Given the obvious advantages of ETFs, one may think that the "old-fashioned" mutual fund has become obsolete. But that's hardly the case.

In fact, more than $12 trillion of cash still resides in open-end mutual funds (the kind you buy straight from the fund company itself or through a sponsor). Now, some of that money can be quite lazy or ill-invested, but certainly not all of it. Yes, if you handle them wisely, mutual funds can be a very profitable part of your portfolio.

Here are 5 do's and don'ts for the loyal mutual fund investor.

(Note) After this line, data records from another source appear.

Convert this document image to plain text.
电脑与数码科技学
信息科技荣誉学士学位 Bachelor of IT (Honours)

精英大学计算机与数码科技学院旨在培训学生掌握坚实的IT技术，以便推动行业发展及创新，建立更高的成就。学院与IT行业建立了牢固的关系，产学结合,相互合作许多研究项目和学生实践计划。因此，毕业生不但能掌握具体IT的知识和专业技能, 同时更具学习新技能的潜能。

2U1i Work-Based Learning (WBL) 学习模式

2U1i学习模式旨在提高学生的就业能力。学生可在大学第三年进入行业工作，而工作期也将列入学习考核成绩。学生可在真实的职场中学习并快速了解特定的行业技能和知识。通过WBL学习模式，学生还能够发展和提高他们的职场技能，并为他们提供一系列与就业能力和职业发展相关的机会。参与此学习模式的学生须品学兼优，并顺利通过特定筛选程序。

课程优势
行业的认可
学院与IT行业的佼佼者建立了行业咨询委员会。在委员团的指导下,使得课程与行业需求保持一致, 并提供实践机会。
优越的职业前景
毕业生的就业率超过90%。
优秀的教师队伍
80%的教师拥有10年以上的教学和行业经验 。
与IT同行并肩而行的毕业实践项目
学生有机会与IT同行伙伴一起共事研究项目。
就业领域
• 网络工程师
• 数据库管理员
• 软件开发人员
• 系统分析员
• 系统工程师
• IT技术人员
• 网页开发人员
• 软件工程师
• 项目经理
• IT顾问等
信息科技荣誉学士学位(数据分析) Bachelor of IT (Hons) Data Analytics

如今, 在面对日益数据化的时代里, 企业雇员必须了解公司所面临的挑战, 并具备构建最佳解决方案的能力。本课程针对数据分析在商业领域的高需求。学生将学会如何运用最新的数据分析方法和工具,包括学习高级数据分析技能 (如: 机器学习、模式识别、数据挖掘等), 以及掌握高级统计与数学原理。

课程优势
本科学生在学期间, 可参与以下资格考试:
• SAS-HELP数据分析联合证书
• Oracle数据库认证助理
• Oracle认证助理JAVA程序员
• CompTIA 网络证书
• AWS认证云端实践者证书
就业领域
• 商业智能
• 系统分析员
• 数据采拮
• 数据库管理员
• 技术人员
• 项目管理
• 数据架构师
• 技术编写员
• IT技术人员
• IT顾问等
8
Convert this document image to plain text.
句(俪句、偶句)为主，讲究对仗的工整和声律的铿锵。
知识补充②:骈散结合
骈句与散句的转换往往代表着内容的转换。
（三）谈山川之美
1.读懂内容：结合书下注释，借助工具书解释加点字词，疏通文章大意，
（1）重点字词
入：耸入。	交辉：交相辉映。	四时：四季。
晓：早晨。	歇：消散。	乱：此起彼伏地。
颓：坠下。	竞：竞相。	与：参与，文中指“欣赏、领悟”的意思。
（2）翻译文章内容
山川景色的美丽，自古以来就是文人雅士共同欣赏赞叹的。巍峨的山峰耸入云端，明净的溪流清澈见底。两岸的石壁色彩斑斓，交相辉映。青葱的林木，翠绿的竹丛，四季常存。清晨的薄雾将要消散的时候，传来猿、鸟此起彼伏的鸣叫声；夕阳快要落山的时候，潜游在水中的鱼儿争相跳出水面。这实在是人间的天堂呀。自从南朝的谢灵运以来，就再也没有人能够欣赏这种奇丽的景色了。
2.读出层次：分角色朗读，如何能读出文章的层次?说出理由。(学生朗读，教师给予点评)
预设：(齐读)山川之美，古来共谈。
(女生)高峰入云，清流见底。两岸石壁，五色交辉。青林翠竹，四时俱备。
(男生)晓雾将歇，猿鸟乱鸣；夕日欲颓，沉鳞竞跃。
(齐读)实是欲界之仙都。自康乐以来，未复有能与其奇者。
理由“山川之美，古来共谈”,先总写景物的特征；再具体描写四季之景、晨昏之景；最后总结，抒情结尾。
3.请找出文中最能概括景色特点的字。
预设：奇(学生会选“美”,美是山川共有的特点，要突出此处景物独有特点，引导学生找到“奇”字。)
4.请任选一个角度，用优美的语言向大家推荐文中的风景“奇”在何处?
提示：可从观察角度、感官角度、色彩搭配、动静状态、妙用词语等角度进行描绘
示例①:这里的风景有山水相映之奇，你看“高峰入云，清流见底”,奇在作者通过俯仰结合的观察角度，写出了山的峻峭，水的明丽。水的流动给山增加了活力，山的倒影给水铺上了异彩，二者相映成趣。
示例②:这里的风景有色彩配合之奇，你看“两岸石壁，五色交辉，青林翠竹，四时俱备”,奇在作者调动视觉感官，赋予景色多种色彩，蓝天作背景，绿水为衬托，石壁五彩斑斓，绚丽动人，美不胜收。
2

Do Pick a Time-Tested Fund Manager.

Steer your money to mangers with proven long-term track records. Now, I bet you've heard cynics say that it's nearly impossible to identify truly superior portfolio managers. That's simply not true. Here's how you can pick a portfolio manger worth his or her weight in gold: Take a look back to see how their funds performed in the "lean" years, like say, investing in the global markets back in 2000 to 2002. If he or she was able to outdistance their peers during this troubled time for internationals (as well as the recent "fat" years) then you've got a pretty good indication of true talent.

Don't Trade in and Out.

You won't make any more money in mutual funds by trying to time the market. In fact, some mutual funds actually penalize frequent traders by assessing a redemption fee on shares led less than a specified time frame (usually less than 90 or 180 days).